Maelström, entonces, de los estilos. Torbellino furioso o tornado carente de ojos, de remansos en su seno. Babel de los lenguajes que no aspira a cielo alguno, sólo al agónico diálogo de quienes actualizan juegos de potenciales inconmensurables.
Guerrilla de altercados sin horizonte pacificable. De la interacción pública de los multiplicados lenguajes, ningún acuerdo, ningún consenso, ninguna suscripción universal de fórmulas o modelos. Sólo la efímera y local valencia de lo que alcanza a electrizar un territorio. Poder transitorio del arte que ya, en cualquier caso, no radica en los objetos. Fin del fetichismo social de la obra de arte. Si en algún lugar de ésta todavía se genera aura, ya no es, desde luego, en el hardware del producto, sino, exclusivamente, en su software, en la intangible inmaterialidad de la información que rinde al espacio público. Obviedad que el mercado del arte -en obscena lucha de supervivencia- se desvive por encubrir (aunque de ella, a la larga, subsista). Mentira que se ve traicionada por los flujos colectivos de similitud, por las innumerables seudocopias que implantan un régimen de simulacros (verdaderas figuras reinas de la contemporaneidad estética).
Hablar de las modas. Hablar de esas desviaciones típicas de los juegos del lenguaje que, en un medio casi puramente estocástico, introducen una posibilidad de inteligencia grupal, de colectivización provisional de un patrimonio por naturaleza -pero sobre todo, en nuestro caso, por cultura- efímero: el de los moldes de la sensibilidad, el de las trazas del gusto.
En una dinámica fugaz de estabilizaciones y catastróficos derrumbes de microparadigmas, el artista se traiciona, se pone en flagrante evidencia sólo cuando, afectado de seria perplejidad, suspende su participación en la ceremonia social. Cuando corrige, renuncia, serpentea en un ten con ten crítico -cuyo fundamento ya no reside en la subordinación de su práctica al proyecto de algún gran discurso- con las eventuales estabilizaciones de fórmulas del gusto que le son espetadas como normas inapelables.

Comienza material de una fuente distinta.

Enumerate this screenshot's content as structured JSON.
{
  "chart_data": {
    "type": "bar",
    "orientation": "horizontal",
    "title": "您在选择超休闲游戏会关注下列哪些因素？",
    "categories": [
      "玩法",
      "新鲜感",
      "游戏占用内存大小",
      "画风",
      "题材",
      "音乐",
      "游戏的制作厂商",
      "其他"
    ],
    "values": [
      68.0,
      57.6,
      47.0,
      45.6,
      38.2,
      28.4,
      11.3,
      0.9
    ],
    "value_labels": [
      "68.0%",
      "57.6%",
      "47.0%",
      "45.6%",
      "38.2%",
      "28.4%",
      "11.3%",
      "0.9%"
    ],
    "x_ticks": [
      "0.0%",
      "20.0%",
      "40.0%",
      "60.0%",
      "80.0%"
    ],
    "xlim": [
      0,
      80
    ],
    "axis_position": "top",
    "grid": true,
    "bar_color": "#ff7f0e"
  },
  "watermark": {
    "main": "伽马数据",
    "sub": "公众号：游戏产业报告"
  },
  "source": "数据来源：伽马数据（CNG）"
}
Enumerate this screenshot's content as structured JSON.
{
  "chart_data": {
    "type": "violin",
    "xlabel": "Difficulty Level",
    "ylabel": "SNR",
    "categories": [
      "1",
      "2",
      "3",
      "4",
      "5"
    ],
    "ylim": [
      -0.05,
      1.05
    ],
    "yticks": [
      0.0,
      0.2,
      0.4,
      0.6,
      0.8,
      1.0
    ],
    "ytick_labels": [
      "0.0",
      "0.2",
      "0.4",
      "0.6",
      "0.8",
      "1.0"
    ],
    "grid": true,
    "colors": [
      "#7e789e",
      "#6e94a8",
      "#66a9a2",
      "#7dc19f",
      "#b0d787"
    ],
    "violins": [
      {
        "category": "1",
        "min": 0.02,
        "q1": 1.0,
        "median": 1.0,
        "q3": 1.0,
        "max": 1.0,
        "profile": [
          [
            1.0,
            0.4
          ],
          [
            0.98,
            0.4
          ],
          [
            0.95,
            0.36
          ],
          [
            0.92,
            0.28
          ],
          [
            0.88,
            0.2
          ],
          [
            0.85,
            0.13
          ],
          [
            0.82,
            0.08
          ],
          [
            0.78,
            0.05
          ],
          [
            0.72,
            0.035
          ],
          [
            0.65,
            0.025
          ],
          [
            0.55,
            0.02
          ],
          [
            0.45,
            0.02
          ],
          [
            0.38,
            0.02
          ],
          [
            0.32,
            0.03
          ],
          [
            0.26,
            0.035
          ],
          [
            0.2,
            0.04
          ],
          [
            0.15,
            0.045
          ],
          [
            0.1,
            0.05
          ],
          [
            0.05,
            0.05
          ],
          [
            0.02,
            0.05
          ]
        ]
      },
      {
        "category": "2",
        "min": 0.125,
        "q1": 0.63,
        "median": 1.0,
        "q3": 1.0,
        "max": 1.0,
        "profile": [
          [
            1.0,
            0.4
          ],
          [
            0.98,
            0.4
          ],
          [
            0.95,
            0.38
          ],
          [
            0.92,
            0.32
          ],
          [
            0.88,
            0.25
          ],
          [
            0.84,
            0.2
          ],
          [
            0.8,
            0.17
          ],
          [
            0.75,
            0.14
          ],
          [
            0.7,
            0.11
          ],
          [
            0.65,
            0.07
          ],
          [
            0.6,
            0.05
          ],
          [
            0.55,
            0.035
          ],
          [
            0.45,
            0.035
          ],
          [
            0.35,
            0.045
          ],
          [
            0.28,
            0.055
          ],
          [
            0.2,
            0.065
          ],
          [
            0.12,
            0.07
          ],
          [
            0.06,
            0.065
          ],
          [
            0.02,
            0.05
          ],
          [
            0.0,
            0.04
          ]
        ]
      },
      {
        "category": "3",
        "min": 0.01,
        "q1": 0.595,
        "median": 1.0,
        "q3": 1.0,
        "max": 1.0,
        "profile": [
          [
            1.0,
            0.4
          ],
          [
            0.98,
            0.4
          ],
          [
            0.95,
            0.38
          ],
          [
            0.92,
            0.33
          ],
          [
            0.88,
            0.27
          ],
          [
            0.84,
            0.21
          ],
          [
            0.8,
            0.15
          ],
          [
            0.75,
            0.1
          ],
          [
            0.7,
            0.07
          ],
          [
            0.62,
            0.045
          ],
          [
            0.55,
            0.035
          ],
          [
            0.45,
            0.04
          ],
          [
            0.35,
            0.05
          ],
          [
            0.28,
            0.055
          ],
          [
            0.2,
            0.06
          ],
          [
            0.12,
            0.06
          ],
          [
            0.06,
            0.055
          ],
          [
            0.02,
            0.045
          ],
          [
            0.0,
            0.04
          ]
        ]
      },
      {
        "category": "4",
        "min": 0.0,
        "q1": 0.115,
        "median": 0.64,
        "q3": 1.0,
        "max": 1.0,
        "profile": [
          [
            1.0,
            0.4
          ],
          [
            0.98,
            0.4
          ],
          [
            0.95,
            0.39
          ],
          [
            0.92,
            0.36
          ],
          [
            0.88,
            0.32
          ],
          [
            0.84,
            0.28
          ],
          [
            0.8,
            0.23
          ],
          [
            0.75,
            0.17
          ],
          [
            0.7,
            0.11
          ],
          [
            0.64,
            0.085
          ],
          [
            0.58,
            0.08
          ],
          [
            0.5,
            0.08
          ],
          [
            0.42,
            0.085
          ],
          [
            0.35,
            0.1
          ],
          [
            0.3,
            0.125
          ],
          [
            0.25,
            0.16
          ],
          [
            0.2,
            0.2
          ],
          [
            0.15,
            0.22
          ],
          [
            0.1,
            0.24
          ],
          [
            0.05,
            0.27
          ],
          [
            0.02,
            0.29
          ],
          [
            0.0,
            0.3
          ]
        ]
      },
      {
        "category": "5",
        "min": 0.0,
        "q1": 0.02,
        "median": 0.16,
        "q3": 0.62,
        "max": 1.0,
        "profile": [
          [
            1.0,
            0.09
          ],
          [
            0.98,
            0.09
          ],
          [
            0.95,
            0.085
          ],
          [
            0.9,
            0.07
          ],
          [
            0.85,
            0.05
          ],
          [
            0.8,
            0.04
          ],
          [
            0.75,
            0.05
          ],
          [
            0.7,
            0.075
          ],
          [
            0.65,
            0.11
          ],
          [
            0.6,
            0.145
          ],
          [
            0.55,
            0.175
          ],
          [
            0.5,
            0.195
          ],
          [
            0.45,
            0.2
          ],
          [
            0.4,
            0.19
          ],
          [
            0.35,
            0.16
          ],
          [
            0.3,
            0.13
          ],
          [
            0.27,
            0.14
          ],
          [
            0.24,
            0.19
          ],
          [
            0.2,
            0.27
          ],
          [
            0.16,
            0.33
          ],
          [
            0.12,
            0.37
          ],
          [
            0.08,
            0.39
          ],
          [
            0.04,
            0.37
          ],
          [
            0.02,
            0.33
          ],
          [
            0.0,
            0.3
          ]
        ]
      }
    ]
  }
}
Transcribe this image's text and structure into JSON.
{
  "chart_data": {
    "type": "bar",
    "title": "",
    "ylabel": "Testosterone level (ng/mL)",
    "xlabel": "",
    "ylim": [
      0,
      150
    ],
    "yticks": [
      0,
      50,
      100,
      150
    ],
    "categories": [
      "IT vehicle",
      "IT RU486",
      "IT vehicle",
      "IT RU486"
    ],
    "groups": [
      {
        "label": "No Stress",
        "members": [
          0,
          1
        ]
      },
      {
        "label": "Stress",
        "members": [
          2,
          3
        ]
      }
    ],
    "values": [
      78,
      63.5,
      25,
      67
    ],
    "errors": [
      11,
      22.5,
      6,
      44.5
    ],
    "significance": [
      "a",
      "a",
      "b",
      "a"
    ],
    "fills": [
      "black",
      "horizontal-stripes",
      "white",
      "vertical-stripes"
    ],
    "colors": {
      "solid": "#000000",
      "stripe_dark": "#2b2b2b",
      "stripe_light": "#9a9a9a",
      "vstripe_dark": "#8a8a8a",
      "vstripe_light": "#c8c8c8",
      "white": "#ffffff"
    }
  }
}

Crear -la creación contra la creencia- a velocidad también absoluta contra toda regla de memoria que pretenda socavar la inexorabilidad del instante. Acariciar el umbral mínimo de la duración.
Crear un arte presto-a-circular, más veloz que la luz, más efímero que el tiempo, más intangible que la información. Difundir aerolitos errantes que sesguen el límite imposible de nuestros tiempos. Su instantánea irrepetibilidad resonará ubicua en los innumerables recovecos del espacio, multiplicada serie de los ecos sin origen.